Consistent with WTO requirements, the Committee’s dumping determination is concerned with whether the imported product is being sold at “less than fair value.”  Basically, for market economies, sales are less than fair value when the weighted average, adjusted, ex-factory prices of the imports into Thailand (i.e. “export price”) are less than the weighted average, adjusted, ex-factory prices of above-cost sales of similar or identical merchandise in the exporter’s home or largest third country market (i.e., “Normal value”).
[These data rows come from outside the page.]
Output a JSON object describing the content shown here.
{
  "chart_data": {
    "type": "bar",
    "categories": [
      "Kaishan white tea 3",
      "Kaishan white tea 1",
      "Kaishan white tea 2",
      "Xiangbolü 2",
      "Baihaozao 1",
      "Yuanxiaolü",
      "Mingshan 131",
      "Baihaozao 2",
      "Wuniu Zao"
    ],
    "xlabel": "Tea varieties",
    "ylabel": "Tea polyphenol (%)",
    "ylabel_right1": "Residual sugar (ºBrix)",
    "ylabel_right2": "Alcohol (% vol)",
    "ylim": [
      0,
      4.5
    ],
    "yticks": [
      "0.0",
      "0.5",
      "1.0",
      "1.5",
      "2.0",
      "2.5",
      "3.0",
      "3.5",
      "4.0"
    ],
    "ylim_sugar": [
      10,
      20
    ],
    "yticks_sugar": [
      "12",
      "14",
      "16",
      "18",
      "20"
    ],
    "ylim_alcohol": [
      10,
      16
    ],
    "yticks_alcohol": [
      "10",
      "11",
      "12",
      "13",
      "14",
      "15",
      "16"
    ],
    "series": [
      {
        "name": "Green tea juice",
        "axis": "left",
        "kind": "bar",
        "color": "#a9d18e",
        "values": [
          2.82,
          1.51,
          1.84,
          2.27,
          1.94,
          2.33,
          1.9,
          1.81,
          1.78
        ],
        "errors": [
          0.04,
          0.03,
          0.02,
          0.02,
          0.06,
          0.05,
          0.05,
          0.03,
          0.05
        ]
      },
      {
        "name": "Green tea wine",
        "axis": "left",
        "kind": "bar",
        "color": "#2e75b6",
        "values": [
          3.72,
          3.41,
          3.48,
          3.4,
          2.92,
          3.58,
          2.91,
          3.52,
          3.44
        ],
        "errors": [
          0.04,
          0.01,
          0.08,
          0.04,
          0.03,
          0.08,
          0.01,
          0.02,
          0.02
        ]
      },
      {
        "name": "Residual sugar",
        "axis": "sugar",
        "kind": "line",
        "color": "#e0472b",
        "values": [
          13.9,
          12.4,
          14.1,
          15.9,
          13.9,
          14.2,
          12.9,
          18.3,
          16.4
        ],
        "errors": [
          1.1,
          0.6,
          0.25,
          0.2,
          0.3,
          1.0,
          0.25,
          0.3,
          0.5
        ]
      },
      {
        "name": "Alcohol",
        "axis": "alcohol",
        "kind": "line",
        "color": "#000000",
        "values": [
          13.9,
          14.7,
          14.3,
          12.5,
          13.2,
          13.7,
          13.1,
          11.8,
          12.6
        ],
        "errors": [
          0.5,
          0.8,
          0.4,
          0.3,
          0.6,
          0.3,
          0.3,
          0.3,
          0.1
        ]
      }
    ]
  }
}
In non-market economy cases, export price is calculated the same way, but normal value is not based on the exporter’s price or costs.  Instead, normal value is derived from prices and costs of factors of production incurred in surrogate market economy countries. 

In calculating both normal value and export price, contemporaneous sales are to be compared at the same level of trade, if possible, with adjustments made for differences that directly affect price comparability.  Dumping margins, therefore, must be calculated largely from information supplied to the DFT by the exporter under investigation. To better ensure exporters’ cooperation in an investigation, Thailand has adopted the WTO-sanctioned rule that, if an exporter fails to provide adequate information, the Committee may determine the exporter’s antidumping rate based on “facts available” (otherwise known as “best information available” or “BIA”) which can be a punitive measure consisting of, among other options available, simply accepting the domestic industry’s allegations.

            The Committee’s determination of material injury to a domestic industry must be based on “positive evidence” involving an objective examination of (a) the volume of the dumped imports and the effect of the dumped imports on prices in the domestic market for like products, and (b) the consequent impact of these imports on domestic producers of such products.  Mere claims by domestic producers that they are injured without underlying data to substantiate that their alleged injury was actually caused by the dumped imports are not sufficient to support an affirmative determination of injury.

            Other than its lack of an established independent appellate entity, Thailand’s antidumping law in general tracks and comports with the basic WTO requirements.  Prior to international adopting of the WTO and the detailed requirements of its Antidumping Agreement, general comportment with the GATT’s antidumping code was sufficient and, besides, there was no effective dispute resolution mechanism by which one country could seek to compel another to change its antidumping law and practices.  All of that has changed with adoption of the WTO Antidumping Agreement, and Thailand – like all WTO member countries – will now be held to a more rigorous and enforceable set of international antidumping rules.